Au nom de la ville de Paris, je prends possession du monument que le souvenir pieux de ses amis consacre à Serpollet. La nature jalouse s’est fait un jeu cruel d’arrêter, bien jeune encore, dans sa marche victorieuse, celui qu’elle s’était plu à parer de tous les charmes du coeur et de toutes les grâces de l’esprit, comme elle l’avait doué de toutes les forces de l’intelligence créatrice. Serpollet survivra, là, pour tout ceux qui, l’ayant connu, l’ont aimé ; mais, pour la grande foule inconsciente qui regarde et qui passe, ce monument signifiera plus qu’un souvenir et qu’un nom ; symbole de l’un des plus puissants efforts du génie humain pour asservir a nature rebelle, il restera, dans l’avenir, comme l’apothéose de l’automobile.

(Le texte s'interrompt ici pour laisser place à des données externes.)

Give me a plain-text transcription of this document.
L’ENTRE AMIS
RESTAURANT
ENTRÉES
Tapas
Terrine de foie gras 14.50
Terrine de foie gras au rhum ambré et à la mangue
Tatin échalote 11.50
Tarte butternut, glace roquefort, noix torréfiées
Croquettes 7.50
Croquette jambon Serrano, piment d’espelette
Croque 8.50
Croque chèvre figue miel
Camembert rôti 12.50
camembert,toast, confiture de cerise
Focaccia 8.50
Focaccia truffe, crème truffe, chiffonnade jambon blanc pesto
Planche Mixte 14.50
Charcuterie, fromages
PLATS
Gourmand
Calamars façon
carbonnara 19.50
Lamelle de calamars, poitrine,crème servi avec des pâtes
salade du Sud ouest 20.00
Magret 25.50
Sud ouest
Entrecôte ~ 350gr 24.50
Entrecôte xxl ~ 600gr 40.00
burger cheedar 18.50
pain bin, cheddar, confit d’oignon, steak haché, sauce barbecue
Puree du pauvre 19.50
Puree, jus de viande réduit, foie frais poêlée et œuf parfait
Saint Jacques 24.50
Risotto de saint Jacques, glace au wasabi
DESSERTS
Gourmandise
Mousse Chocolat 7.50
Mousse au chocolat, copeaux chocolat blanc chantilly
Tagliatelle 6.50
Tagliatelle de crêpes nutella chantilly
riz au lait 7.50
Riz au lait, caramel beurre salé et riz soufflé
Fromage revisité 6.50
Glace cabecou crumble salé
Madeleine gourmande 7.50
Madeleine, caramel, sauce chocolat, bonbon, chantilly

Depuis près d’un siècle, avec des intermittences de découragement et d’indifférence, on tentait d’approprier à la route ces machines automotrices qui triomphent sur le rail et les chemins de fer. Les déceptions avaient été telles que, il y a moins de vingt ans, il était permis, même aux plus hardis, de douter de l’avenir d’un mode de locomotion qui n’était alors qu’un sport dangereux. Le générateur à vaporisation instantanée, par la sécurité qu’il donnait, fut le progrès initial qui entraîna tous les autres. Des moteurs nouveaux seront bientôt trouvés qui supplanteront celui-là. N’importe ! l’invention de Serpollet, jointe à d’ingénieuses combinaisons qui rendirent maniable un instrument indocile et fruste, la grande trouvaille de principe et les menues trouvailles de détail, tout cela ouvrit la voie à ceux qui ont suivi. Et l’homme qui peut revendiquer la randonnée de Paris-Lyon, en 1890, et les record des 120 kilomètres, en 1902, mérite, sans conteste, la gloire qui auréole le front des précurseurs.

(...)



Hôtel Mercédes. Sculpteur : Gasq. Env. 1905. 9, rue de Presbourg, XVIe ardt


M. Pierre Baudin, sénateur, ancien ministre, s’est exprimé en ces termes :

Messieurs,

Il faut féliciter les amis et les camarades de lutte de Léon Serpollet d’avoir porté si haut le culte de sa mémoire qu’ils aient voulu faire revivre sa douce et belle figure sur cette place populaire. Il faut féliciter plus encore l’artiste qui a si heureusement réalisé leur dessein et qui nous permet aujourd’hui, d’un cour pleinement satisfait et comme en accomplissant un rite de la plus haute religion humaine, de célébrer la glorieuse, quoique trop courte, destinée de ce créateur.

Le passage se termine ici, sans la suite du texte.